Registrar/Deputy Registrar
Date...............
Solicitors: Ellis Law, Auckland
Carter & Partners, Auckland
Copy to: P J Dale/D W Grove, Auckland
ICON CENTRAL LIMITED V COLLINGWOOD & ORS HC AK CIV-2008-404-007424 15 June 2011
[1] The judgment of 9 December 2009 refers. The parties have been unable to resolve the issue of costs. The principal difference between the parties is the categorisation of the proceedings and the appropriate time band.
[2] The defendants also note that no evidence was called in the Icon proceedings except for the joint valuation insolvency experts.
[3] The Icon proceedings were just as significant to the developer as the other proceedings (Hickman & Ors v Turner & Waverley Limited & Ors CIV-2008-404-
005871 and Icon Central Limited v Collingwood & Ors CIV-2008-404-007424) were. This costs judgment should be read with the costs judgments in those proceedings delivered today. In a way, the fact the developer was the plaintiff in the present proceedings, made it more difficult tactically. Category 3 is appropriate.
[4] Further, I accept that, as in the other proceedings, band 3 is the appropriate time band.
Disbursements
[5] The defendants’ challenge a number of the disbursements claimed. They take issue with the claims for taxis to and from the High Court, the Trans Legal Service fee for the service of subpoenas and Paragon Investigation Services’ fees for obtaining contact details for potential witnesses. These latter challenges are on the basis the plaintiff chose not to call the witnesses.
[6] I decline the claim for the taxi to and from the High Court as not being an expense that would ordinarily be charged for separately from professional legal services. I note a similar claim was declined by Fogarty J in Mawhinney v Waitakere City Council.[1]

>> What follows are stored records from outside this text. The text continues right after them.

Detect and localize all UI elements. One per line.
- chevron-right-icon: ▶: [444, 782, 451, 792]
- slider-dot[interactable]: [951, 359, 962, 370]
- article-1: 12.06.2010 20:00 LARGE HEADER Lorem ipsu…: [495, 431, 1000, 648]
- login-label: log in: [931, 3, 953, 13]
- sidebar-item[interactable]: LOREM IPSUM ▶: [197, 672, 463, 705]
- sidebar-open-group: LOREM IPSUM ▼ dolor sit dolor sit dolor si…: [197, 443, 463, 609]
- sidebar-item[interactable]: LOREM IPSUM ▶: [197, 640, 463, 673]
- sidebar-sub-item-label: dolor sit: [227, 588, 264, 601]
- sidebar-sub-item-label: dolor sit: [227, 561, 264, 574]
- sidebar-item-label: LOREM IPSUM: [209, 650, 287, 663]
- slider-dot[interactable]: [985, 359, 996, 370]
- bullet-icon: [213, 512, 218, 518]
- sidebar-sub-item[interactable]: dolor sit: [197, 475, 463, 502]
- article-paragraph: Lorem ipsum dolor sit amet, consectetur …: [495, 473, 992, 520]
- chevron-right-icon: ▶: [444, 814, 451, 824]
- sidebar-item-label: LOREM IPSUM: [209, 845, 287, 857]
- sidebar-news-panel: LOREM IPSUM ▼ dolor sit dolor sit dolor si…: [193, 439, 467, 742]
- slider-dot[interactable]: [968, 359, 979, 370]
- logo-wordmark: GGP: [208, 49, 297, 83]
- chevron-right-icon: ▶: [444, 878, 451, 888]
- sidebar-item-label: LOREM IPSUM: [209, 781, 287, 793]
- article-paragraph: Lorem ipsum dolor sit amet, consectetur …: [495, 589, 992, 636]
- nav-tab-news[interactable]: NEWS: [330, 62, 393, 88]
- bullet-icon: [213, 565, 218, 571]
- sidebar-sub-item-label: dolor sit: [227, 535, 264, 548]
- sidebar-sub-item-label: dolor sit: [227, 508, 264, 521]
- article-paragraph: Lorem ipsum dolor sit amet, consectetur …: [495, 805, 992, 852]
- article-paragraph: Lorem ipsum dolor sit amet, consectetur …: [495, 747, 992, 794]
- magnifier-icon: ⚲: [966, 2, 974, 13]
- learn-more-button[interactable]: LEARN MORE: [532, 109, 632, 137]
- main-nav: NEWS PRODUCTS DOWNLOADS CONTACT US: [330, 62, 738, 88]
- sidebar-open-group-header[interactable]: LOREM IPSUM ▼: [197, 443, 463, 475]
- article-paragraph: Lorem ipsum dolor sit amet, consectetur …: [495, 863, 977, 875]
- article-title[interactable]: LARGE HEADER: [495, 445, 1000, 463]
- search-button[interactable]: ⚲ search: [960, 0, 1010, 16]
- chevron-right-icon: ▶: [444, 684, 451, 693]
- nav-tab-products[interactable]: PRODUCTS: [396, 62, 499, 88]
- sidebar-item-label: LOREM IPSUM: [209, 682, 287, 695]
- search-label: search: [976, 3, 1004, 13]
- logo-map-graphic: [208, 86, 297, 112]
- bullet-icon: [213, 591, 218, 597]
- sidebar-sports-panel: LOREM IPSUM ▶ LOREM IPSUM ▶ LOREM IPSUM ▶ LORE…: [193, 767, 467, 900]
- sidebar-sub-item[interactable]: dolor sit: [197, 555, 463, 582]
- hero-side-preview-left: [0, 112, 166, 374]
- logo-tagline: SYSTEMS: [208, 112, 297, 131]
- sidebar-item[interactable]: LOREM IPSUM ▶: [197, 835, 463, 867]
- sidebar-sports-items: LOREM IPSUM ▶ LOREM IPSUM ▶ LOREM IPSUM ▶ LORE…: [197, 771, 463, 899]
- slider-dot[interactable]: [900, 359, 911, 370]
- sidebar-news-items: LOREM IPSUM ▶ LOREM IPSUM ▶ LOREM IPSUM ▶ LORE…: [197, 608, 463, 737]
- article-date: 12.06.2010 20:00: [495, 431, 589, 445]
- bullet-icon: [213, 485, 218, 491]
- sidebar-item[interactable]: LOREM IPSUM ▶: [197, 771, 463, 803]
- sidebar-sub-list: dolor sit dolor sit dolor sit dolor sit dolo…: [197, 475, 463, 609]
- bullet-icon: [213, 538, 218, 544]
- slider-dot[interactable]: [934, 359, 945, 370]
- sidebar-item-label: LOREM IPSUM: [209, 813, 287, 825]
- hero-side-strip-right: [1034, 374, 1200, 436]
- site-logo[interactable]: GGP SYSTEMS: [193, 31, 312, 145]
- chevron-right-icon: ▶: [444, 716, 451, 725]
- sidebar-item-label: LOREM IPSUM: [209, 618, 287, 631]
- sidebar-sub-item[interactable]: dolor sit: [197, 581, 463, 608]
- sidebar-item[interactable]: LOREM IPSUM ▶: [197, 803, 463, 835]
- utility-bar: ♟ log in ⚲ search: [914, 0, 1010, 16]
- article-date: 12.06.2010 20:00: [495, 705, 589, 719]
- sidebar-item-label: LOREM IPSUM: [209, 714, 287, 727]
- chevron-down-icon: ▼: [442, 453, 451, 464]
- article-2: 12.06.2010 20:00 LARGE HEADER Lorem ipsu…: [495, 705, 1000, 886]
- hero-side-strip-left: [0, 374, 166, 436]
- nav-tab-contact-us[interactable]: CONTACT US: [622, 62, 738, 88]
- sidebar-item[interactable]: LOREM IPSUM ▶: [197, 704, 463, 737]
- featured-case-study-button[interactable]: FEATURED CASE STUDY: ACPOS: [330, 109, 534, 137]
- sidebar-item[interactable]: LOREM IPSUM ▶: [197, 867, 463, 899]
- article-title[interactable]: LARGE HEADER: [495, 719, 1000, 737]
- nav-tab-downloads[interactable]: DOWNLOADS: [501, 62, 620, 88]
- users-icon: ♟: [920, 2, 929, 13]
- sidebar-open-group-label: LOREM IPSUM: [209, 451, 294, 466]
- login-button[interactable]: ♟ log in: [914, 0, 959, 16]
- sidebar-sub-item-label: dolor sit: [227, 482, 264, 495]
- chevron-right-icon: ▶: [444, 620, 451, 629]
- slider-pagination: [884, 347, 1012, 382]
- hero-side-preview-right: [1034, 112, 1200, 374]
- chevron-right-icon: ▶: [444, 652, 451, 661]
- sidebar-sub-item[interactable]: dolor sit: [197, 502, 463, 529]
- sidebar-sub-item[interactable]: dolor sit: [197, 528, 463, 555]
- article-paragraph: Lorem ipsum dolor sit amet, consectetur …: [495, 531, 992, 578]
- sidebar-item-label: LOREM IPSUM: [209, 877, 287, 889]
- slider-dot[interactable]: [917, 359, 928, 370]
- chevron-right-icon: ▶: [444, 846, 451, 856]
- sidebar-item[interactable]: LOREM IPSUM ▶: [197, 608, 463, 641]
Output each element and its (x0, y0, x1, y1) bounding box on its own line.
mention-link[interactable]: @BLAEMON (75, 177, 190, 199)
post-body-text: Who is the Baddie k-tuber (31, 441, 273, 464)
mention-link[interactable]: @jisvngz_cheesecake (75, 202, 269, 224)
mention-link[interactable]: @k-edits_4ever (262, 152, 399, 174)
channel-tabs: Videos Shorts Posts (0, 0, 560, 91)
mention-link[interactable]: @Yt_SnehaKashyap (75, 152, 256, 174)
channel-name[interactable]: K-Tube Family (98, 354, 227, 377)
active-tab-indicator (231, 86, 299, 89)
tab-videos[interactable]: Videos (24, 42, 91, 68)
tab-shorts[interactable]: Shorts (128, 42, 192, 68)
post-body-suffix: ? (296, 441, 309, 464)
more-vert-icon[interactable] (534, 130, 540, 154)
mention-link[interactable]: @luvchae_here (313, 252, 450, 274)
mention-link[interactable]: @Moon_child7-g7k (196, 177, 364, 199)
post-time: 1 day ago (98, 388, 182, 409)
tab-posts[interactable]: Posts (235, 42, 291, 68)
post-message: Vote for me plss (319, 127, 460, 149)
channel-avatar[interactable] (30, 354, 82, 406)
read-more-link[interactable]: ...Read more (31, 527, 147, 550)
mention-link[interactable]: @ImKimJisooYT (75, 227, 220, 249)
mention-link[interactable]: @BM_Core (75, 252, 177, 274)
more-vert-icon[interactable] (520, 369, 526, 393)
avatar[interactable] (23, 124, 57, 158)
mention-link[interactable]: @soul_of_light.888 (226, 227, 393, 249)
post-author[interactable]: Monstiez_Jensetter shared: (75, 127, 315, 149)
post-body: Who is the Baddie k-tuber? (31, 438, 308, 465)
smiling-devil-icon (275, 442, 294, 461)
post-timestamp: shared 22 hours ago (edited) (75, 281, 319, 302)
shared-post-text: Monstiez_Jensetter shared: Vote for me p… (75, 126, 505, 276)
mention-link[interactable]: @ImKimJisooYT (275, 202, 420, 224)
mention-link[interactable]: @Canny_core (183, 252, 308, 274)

[7] In relation to the claim for the fees for service of subpoenas and investigative services, counsel explained that the fees related to agents’ services to obtain the
contact details of potential witnesses once the witnesses were identified in the particulars and witness statements. Seventeen witnesses or potential witnesses were contacted. Counsel submits that in some cases what they had to say added to the plaintiffs’ case and, even if not called, the inquiry was reasonable. Many were subpoenaed to give evidence and hence the claim for the fee for subpoenas issued.
[8] I accept that those costs would ordinarily be charged separately from professional legal services. They were specific to the conduct of the proceeding and in the circumstances were reasonably necessary for the conduct of the proceeding and reasonable in amount. I approve them.
[9] The plaintiff is to have costs in the sum of $247,665 together with disbursements of $35,352.28, in total $283,017.28.
[10] The costs award is against the first, second, third, eighth, 10th, 14th, 15th, 16th,
20th and 24th defendants jointly and severally.
Venning J
[1] Mawhinney v Waitakere City Council HC Auckland CIV-1999-404-001805, 26 September 2007 at [13].